The effect of Bitcoin mining has been a matter of debate and controversy over the last months as publications as The New York Times warned against the environmental costs of Bitcoin and NFTs, while companies like Square believe the environmental impact could be positive.
Soon after the recent direct listing of Coinbase in the NASDAQ exchange, a major milestone for the cryptocurrency industry, the New York Times published an article titled “In Coinbase’s Rise, a Reminder: Cryptocurrencies Use Lots of Energy”, in which the author shared the concerns that have been traveling around the world in regards to Bitcoin Mining’s energy requirements.
The article cited concerns such as the energy requirement of Bitcoin mining operations being higher than the electricity use in countries like Argentina, the potential Bitcoin Emission have to push global warming over the Paris Agreement limit, effect on national laws, over pollution regulation, causality in blackouts in countries like Iran, and many more.

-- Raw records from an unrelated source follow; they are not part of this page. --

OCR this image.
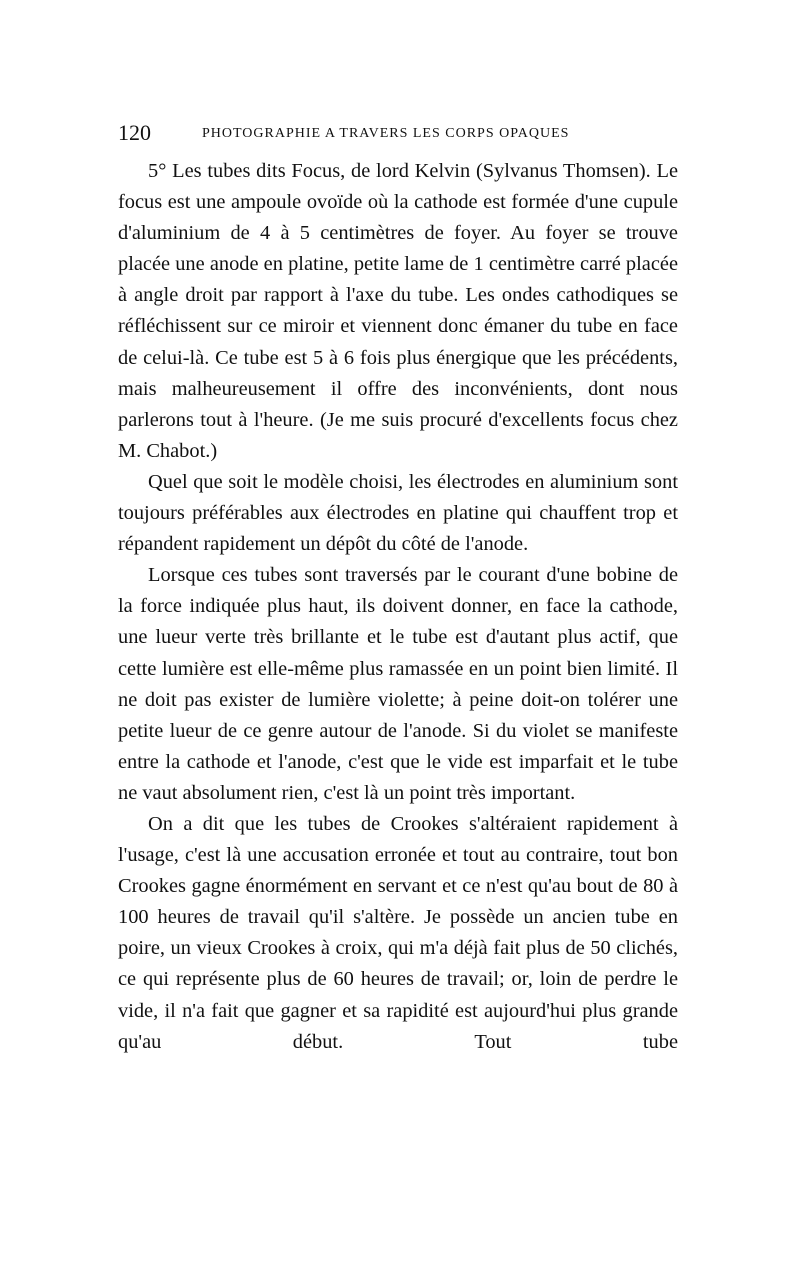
120	PHOTOGRAPHIE A TRAVERS LES CORPS OPAQUES

5° Les tubes dits Focus, de lord Kelvin (Sylvanus Thomsen). Le focus est une ampoule ovoïde où la cathode est formée d'une cupule d'aluminium de 4 à 5 centimètres de foyer. Au foyer se trouve placée une anode en platine, petite lame de 1 centimètre carré placée à angle droit par rapport à l'axe du tube. Les ondes cathodiques se réfléchissent sur ce miroir et viennent donc émaner du tube en face de celui-là. Ce tube est 5 à 6 fois plus énergique que les précédents, mais malheureusement il offre des inconvénients, dont nous parlerons tout à l'heure. (Je me suis procuré d'excellents focus chez M. Chabot.)

Quel que soit le modèle choisi, les électrodes en aluminium sont toujours préférables aux électrodes en platine qui chauffent trop et répandent rapidement un dépôt du côté de l'anode.

Lorsque ces tubes sont traversés par le courant d'une bobine de la force indiquée plus haut, ils doivent donner, en face la cathode, une lueur verte très brillante et le tube est d'autant plus actif, que cette lumière est elle-même plus ramassée en un point bien limité. Il ne doit pas exister de lumière violette; à peine doit-on tolérer une petite lueur de ce genre autour de l'anode. Si du violet se manifeste entre la cathode et l'anode, c'est que le vide est imparfait et le tube ne vaut absolument rien, c'est là un point très important.

On a dit que les tubes de Crookes s'altéraient rapidement à l'usage, c'est là une accusation erronée et tout au contraire, tout bon Crookes gagne énormément en servant et ce n'est qu'au bout de 80 à 100 heures de travail qu'il s'altère. Je possède un ancien tube en poire, un vieux Crookes à croix, qui m'a déjà fait plus de 50 clichés, ce qui représente plus de 60 heures de travail; or, loin de perdre le vide, il n'a fait que gagner et sa rapidité est aujourd'hui plus grande qu'au début. Tout tube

The article proved to be highly controversial among the cryptocurrency community, resulting in detailed rebuttals from Crypto supporters like Nic Carter, who methodically addressed the issues with each of Time’s statements and concerns.
Carter and other experts have been quick to point out that studies and articles criticizing Bitcoin’s energy usage do no discriminate between renewable and non-renewable energy sources.
This is relevant as countries like China and Iceland, which are some of the most active when it comes to crypto mining, source most of their energy from renewable sources like geothermal and hydroelectric generation.
Other rebuttals include wrong assumptions in the articles regarding per-transaction energy costs, incorrect predictions regarding escalation of the network, citation of false reports by the Iranian government that were rebutted by the associated press, and many other inconsistencies.